Il ressort des faits des espèces en cause qu'une magistrate du siège, exerçant les fonctions de juge des enfants, avait, par son comportement lors de cinq audiences, manqué à son devoir de respect des justiciables et des services sociaux. Le premier président de la cour d'appel de Bourges a infligé un avertissement pour ce motif tout en refusant son avancement à la suite de l'évaluation de son activité professionnelle pour la période 2006-2007. Le président du TGI, quant à lui, a pris, à l'encontre de la requérante, certaines dispositions notamment en matière d'organisation de service tout en tenant certains propos, jugés par la requérante comme vexatoires et dévalorisants. La requérante demande, en conséquence l'annulation à la fois de la décision prononçant un avertissement à son encontre et des décisions relatives à l'évaluation de son activité professionnelle, respectivement émises par le premier président de la cour d'appel de Bourges et la commission d'avancement. Ayant demandé au surplus au Garde des Sceaux, ministre la Justice, le bénéfice de la protection statutaire prévue à l'article 11 de l'ordonnance statutaire (3), la requérante demande l'annulation de la décision de ce dernier ayant rejeté son recours gracieux dirigé contre la décision précédent lui refusant le bénéfice de cette protection.

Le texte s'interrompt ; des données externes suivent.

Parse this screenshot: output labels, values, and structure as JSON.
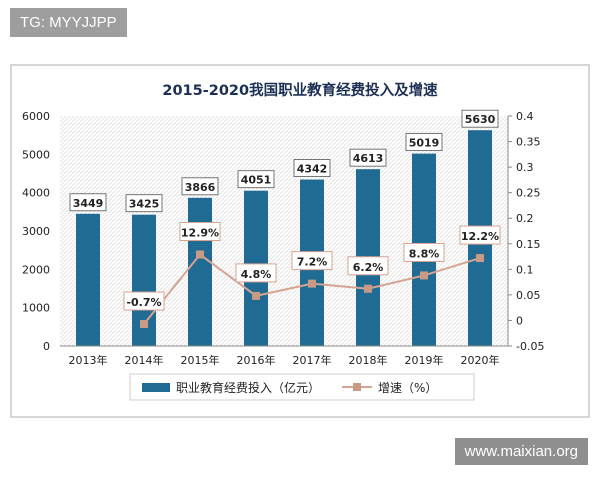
{
  "watermark_top": "TG: MYYJJPP",
  "watermark_bottom": "www.maixian.org",
  "chart_data": {
    "type": "bar",
    "title": "2015-2020我国职业教育经费投入及增速",
    "categories": [
      "2013年",
      "2014年",
      "2015年",
      "2016年",
      "2017年",
      "2018年",
      "2019年",
      "2020年"
    ],
    "series": [
      {
        "name": "职业教育经费投入（亿元）",
        "type": "bar",
        "axis": "left",
        "values": [
          3449,
          3425,
          3866,
          4051,
          4342,
          4613,
          5019,
          5630
        ],
        "labels": [
          "3449",
          "3425",
          "3866",
          "4051",
          "4342",
          "4613",
          "5019",
          "5630"
        ],
        "color": "#1f6b93"
      },
      {
        "name": "增速（%）",
        "type": "line",
        "axis": "right",
        "values": [
          null,
          -0.007,
          0.129,
          0.048,
          0.072,
          0.062,
          0.088,
          0.122
        ],
        "labels": [
          "",
          "-0.7%",
          "12.9%",
          "4.8%",
          "7.2%",
          "6.2%",
          "8.8%",
          "12.2%"
        ],
        "color": "#d7a492"
      }
    ],
    "y_left": {
      "min": 0,
      "max": 6000,
      "ticks": [
        "0",
        "1000",
        "2000",
        "3000",
        "4000",
        "5000",
        "6000"
      ]
    },
    "y_right": {
      "min": -0.05,
      "max": 0.4,
      "ticks": [
        "-0.05",
        "0",
        "0.05",
        "0.1",
        "0.15",
        "0.2",
        "0.25",
        "0.3",
        "0.35",
        "0.4"
      ]
    },
    "legend_position": "bottom",
    "grid": false
  }
}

Ce sont ces décisions qui sont soumises au contrôle du Conseil d'Etat. Sans revenir sur la décision concernant le bénéfice de la protection statutaire (4), le Conseil d'Etat juge, d'abord, concernant la question de l'avertissement, que la plupart des manquements imputés à l'intéressée ne sont pas établis par les pièces du dossier et les incidents relatifs à une audience ne sont mentionnés que dans un rapport adressé par un substitut du procureur au Parquet général dont le contenu n'est pas corroboré par les notes d'audience versées au dossier, et ne sont, en tout état de cause, pas de nature à justifier que lui soit infligé un avertissement. Quant à la procédure d'avancement, le Conseil d'Etat juge que les appréciations littérales portées sur les aptitudes professionnelles de la requérante et la notion analytique retenue ne sont pas contradictoires. Qu'en conséquence, l'évaluation de l'activité professionnelle n'est pas entachée d'erreur matérielle ou d'erreur manifeste d'appréciation.

La magistrature française est beaucoup plus proche de la fonction publique que celle des pays de common law. Elle emprunte à la fonction publique l'encadrement hiérarchique, l'existence de carrières fondées, en principe, sur la qualité des notations obtenues. Le savoir-être professionnel, qu'est pour partie la déontologie, est transmis par l'encadrement, induit par les mécanismes d'évaluation et entretenu par la formation tout au long de la carrière, laquelle vient, d'ailleurs, d'être rendue obligatoire. Les magistratures de tradition anglo-saxonne, elles, sont des corps sans carrière où le rôle de la hiérarchie est peu important et où les juges, qu'ils soient choisis ou élus, ne sont pas réellement soumis à un contrôle ou une sanction. Les juges français, quant à eux, sont normalement plus des agents de la loi que des créateurs de droit. Cependant, l'émergence du droit au procès équitable et l'affirmation de celui-ci au rang de critère de l'existence d'un Etat de droit tendent à rapprocher les juges français des juges de common law comme auteurs du droit. Il y a, en conséquence, une remise en cause de la position traditionnelle des juges français tout comme de leur système hiérarchique. Il est intéressant de voir, à cet égard, comment le Conseil d'Etat, qui est passé du rôle de gardien de la déontologie des magistrats à un rôle plus marqué de gardien de l'indépendance des magistrats, régule sa jurisprudence pour préserver le système hiérarchique tout en le replaçant dans le cadre plus général du procès équitable. Les arrêts mentionnés ci-dessus sont le reflet de cet équilibre que tend à consacrer le Conseil d'Etat que ce soit par rapport à la question de la légitimité des mesures et sanctions prises à l'égard des magistrats dans l'exercice de ce système hiérarchique (I) que par rapport à la question de la légitimité même des pouvoirs de sanction des premiers présidents de cour, question qui ne va pas tarder à être posé eu égard aux développements de la jurisprudence européenne en la matière (II).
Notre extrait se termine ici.